El respaldo digital ante la confrontación
Pese a la dureza del encuentro, la respuesta en las plataformas digitales se volcó mayoritariamente a favor de Gallardo. A través de su cuenta de Instagram, la panelista compartió una fotografía que rápidamente se llenó de mensajes de soporte.
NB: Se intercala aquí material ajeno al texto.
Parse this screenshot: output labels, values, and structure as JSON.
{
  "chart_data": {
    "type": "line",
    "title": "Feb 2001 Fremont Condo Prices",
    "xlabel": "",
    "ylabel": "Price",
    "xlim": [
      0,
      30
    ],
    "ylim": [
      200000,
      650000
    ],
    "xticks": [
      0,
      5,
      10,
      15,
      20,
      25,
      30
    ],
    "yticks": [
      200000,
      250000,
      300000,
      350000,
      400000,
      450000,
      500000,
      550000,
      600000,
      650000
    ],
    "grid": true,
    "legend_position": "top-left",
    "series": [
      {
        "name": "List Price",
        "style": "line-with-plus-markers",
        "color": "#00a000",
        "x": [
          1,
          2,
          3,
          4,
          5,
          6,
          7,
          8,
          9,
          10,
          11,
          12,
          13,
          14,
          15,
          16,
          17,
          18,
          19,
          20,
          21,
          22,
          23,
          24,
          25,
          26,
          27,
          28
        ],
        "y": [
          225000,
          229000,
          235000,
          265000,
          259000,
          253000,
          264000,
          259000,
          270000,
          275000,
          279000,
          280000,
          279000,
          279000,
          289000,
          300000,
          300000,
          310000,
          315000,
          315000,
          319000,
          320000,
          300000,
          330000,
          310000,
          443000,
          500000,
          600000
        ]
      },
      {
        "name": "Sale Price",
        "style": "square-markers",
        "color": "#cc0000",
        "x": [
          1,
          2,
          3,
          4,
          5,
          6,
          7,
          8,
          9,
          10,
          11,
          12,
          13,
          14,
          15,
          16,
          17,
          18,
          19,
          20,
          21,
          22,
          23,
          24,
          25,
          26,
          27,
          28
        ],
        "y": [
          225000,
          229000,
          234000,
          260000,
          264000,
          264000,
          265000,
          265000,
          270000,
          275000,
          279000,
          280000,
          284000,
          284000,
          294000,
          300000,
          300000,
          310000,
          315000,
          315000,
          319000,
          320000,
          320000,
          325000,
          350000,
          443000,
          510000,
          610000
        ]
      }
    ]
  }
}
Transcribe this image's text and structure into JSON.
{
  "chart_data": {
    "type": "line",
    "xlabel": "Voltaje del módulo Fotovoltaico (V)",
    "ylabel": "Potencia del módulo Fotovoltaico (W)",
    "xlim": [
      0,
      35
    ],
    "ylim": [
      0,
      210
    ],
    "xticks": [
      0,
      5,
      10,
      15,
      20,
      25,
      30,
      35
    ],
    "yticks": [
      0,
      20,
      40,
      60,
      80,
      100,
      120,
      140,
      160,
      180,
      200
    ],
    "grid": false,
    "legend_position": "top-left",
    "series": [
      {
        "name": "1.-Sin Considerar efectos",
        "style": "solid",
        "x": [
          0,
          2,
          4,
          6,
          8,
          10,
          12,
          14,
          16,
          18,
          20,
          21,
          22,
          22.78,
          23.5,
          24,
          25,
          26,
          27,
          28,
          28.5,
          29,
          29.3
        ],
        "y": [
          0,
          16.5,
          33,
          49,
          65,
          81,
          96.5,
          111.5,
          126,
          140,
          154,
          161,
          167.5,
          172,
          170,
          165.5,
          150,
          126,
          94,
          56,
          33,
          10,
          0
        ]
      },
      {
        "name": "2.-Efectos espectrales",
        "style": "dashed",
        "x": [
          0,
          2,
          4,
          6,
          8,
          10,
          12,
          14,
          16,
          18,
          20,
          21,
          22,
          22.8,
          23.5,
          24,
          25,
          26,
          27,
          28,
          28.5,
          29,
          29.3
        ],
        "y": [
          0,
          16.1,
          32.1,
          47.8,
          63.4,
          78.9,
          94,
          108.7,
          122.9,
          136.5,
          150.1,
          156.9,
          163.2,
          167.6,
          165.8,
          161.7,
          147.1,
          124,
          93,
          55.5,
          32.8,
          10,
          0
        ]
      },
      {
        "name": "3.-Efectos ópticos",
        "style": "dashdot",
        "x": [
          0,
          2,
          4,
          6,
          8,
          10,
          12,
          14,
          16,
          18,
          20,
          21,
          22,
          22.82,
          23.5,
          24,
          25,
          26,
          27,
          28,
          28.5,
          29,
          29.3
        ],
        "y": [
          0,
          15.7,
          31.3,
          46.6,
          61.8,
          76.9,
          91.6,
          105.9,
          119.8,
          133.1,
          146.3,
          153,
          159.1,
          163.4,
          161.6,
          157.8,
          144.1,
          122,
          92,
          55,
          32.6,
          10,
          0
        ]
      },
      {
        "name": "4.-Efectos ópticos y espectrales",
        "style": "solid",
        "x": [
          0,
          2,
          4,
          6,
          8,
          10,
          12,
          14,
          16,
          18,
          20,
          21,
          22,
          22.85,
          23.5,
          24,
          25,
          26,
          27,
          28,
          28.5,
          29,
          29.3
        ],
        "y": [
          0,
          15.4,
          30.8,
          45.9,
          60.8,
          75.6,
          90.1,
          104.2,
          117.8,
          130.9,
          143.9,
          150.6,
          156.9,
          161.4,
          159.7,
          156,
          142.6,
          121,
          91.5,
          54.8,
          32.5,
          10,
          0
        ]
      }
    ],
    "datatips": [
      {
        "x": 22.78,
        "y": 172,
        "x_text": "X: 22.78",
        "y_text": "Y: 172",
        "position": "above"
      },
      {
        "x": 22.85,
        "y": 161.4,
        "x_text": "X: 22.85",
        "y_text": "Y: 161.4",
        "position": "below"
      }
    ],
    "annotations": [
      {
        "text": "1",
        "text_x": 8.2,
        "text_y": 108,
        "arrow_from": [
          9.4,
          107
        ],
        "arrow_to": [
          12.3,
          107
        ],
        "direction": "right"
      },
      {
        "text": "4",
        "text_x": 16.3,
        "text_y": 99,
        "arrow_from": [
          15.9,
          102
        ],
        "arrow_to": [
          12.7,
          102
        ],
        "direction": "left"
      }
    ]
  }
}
Sus seguidores enfatizaron su capacidad de mantener la calma y la educación frente a lo que describieron como un comportamiento agresivo por parte de Díaz.
Entre los comentarios más destacados en su perfil, se leen frases como: “Admirable tu paciencia, qué terrible trabajar con esa mujer” y “Eres una dama, la clase no se compra”. Estos mensajes refuerzan la imagen de una profesional que, a juicio de su audiencia, ha sabido mantenerse firme en sus principios a pesar de la incómoda situación laboral que atraviesa desde hace semanas.
Soledad en el set y vulnerabilidad emocional
Más allá de lo que captaron las cámaras, nuevos antecedentes revelan el estado emocional de la exesposa de Mauricio Pinilla. Según el periodista Luis Sandoval en el programa Que Te Lo Digo, Gallardo quedó profundamente afectada tras la discusión. Sandoval detalló que, tras el altercado, la panelista se mostró descolocada y nerviosa, refugiándose en los pasillos del canal.
Un punto alarmante revelado por la fuente es la falta de contención por parte de sus propios compañeros de panel. “El panel normalizó todo y todos son pro Pamela Díaz”, señaló Sandoval, indicando que nadie se acercó a ofrecerle apoyo emocional. Fue el personal técnico y de producción quien finalmente acudió a verificar su estado, evidenciando una fractura interna y un sesgo de favoritismo hacia Díaz dentro del entorno de trabajo.